Depuis, dans ses nouvelles orientations adoptées fin 2017, le Réseau a choisi de ne plus porter de plaidoyer actif. Il se concentre sur le soutien au plaidoyer de ses membres. Le temps long nécessaire à l’élaboration de propositions collectives n’est guère compatible avec le temps de la politique, et la diversité des acteur.rices composant le Réseau rend difficile la construction de positions catégoriques.

S’unir pour défendre la biodiversité cultivée

Toutefois, la construction et la participation à des alliances et coalitions est, et reste, l’essence même du RSP. Dès 2005, le RSP est ainsi, avec la Coordination nationale pour la défense des semences fermières (CNDSF), à l’initiative des rencontres européennes « Libérons la diversité », qui déboucheront sur la création, en 2012, de la coordination européenne Let’s Liberate Diversity (LLD), qui réunit des organisations de défense de la biodiversité cultivée de toute l’Europe. La coordination est aujourd’hui devenue une véritable plateforme d’échanges, avec notamment l’organisation de rencontres européennes annuelles.

Depuis deux décennies, semeurs et semeuses organisent et participent à des rencontres (internationales, nationales, par espèces, thématiques…) : c’est par les échanges, les migrations et les mélanges que vit et s’enrichit la biodiversité cultivée. Ces rencontres ont un point commun essentiel : laisser la place aux praticien.nes et privilégier les échanges dans les champs et les jardins. Ce besoin de se rencontrer et d’échanger a conduit au concept de Maisons des Semences Paysannes (voir encadré).

Les Maisons des Semences Paysannes : un espace de travail collectif

L’histoire raconte que les Maisons des Semences Paysannes (MSP) sont inspirées des Casas de Sementes Criolas brésiliennes, lieux de gestion collective des semences paysannes, introduites en France par Agrobio Périgord au début des années 2000.

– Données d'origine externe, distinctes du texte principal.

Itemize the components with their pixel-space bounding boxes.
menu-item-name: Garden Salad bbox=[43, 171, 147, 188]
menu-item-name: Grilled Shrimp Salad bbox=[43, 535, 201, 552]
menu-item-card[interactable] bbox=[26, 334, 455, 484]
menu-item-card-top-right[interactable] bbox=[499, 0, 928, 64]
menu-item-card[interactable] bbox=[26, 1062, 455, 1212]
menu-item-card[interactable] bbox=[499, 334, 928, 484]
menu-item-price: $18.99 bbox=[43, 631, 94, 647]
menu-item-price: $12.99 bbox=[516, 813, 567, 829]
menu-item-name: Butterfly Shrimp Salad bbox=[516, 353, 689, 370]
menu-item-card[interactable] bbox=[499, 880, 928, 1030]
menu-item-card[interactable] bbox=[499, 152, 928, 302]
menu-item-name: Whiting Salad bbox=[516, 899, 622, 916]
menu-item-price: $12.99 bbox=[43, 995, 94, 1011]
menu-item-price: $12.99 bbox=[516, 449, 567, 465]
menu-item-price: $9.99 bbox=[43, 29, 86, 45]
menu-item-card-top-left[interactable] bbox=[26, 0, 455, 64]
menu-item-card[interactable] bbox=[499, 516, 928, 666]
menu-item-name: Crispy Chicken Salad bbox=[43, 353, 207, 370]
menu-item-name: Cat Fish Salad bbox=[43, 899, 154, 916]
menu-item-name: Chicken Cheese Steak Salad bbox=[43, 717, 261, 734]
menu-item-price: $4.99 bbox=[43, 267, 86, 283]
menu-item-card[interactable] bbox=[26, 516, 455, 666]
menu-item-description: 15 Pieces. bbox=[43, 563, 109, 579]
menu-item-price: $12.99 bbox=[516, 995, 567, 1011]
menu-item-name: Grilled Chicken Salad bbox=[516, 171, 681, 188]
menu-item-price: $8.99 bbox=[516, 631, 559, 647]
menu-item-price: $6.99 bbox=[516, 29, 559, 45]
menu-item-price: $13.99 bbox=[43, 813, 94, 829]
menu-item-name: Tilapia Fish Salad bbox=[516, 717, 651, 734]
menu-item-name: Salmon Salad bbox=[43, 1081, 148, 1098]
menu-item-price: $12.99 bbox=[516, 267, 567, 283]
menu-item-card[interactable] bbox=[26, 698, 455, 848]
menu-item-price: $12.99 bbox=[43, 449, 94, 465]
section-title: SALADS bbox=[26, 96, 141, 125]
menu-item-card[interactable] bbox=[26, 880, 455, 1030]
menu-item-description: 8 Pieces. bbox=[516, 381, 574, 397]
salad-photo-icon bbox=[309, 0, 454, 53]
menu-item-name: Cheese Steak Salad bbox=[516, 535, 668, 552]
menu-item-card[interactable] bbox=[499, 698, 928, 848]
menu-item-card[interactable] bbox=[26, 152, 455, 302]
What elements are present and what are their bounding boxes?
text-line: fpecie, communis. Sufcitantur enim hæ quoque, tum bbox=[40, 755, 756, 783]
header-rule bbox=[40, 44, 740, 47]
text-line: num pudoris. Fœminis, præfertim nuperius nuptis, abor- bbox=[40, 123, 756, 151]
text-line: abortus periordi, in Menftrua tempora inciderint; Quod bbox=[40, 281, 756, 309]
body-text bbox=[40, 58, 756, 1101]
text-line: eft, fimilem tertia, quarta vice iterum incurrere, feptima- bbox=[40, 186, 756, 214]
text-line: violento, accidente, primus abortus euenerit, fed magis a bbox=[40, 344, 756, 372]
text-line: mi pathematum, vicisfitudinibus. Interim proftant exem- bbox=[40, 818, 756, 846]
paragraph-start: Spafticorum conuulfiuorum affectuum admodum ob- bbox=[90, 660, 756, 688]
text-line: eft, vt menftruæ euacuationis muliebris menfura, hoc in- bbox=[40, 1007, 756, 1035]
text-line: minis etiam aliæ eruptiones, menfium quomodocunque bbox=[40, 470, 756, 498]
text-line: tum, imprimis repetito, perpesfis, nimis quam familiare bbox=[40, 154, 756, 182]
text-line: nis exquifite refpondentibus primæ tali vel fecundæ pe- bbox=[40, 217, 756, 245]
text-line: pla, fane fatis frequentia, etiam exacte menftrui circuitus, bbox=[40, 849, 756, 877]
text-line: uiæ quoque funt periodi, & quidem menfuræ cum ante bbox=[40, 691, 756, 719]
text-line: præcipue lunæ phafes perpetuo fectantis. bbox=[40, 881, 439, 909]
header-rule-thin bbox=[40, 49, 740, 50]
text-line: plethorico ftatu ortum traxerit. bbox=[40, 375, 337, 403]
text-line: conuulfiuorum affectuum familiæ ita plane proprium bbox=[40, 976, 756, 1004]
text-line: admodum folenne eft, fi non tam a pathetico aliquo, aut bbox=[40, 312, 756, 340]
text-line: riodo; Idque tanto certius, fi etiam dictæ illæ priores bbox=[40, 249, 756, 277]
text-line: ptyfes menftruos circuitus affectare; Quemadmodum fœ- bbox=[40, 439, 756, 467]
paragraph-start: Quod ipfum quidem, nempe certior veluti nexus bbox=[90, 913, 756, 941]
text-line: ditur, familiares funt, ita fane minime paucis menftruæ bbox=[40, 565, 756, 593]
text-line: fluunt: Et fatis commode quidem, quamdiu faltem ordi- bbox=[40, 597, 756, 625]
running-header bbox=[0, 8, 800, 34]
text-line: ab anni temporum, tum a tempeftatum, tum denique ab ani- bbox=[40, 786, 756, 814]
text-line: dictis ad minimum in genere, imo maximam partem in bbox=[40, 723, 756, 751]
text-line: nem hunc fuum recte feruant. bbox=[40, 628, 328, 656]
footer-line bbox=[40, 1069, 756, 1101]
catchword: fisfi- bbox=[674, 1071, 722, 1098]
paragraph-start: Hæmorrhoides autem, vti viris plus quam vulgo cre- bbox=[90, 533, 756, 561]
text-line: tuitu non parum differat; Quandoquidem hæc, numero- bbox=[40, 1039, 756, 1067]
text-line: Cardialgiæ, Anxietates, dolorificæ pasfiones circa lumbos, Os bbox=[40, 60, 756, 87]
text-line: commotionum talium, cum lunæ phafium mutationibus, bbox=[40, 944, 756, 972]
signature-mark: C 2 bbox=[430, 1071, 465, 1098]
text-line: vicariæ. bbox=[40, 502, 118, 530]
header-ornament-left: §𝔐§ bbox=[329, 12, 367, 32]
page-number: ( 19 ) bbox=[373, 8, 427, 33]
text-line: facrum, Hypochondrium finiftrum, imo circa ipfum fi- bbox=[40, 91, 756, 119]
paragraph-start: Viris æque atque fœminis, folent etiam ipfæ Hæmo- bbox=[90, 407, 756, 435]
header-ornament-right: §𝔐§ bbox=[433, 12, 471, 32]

La formule rencontre du succès, et essaime bien au-delà du RSP, puisqu’il existe aujourd’hui plusieurs dizaines de MSP réparties dans tout l’Hexagone. Donner une description type des MSP serait un exercice périlleux. Elles ont toutes un fonctionnement propre. Certaines ont une existence physique avec un lieu qui leur est dédié, d’autres non. Certaines rassemblent des paysan.nes, d’autres des jardinier.ères, certaines mettent les deux en lien. Certaines travaillent sur les potagères, d’autres sur les blés ou les maïs, et d’autres sur l’ensemble des espèces. Certaines comptent des dizaines de membres, d’autres seulement une poignée.

Ce qu’il faut retenir, c’est que les MSP sont un cadre malléable, au service de celles et ceux qui veulent gérer collectivement la biodiversité cultivée.

Pour aller plus loin : Réseau Semences Paysannes, Les Maisons des Semences Paysannes. Regards sur la gestion collective de la biodiversité cultivée en France, 2014.

L’horizontalité : incarner un autre modèle de société

Au-delà du quoi, la question du comment est également importante. Progressivement, depuis 2010, le RSP « cultive l’horizontalité » : le bureau de l’association est collégial, l’équipe salariée et le conseil d’administration fonctionnent en gouvernance partagée, les membres ont de nombreux espaces pour s’investir au-delà du conseil d’administration et les outils d’intelligences collectives s’invitent dans les réunions, formations et autres temps de rencontres…

Finalement, dans les moments de découragement, on peut avoir l’impression que rien n’a changé en 20 ans, et que rien ne peut être fait contre les géants de l’agro-industrie, de la privatisation du vivant et du capitalisme. Or, ce n’est pas parce que ces derniers parlent plus fort que d’autres voix n’existent pas. Aujourd’hui, le RSP investit ses efforts dans la construction d’alternatives pour bâtir un autre modèle de société, plus respectueux du vivant dans toutes ses dimensions.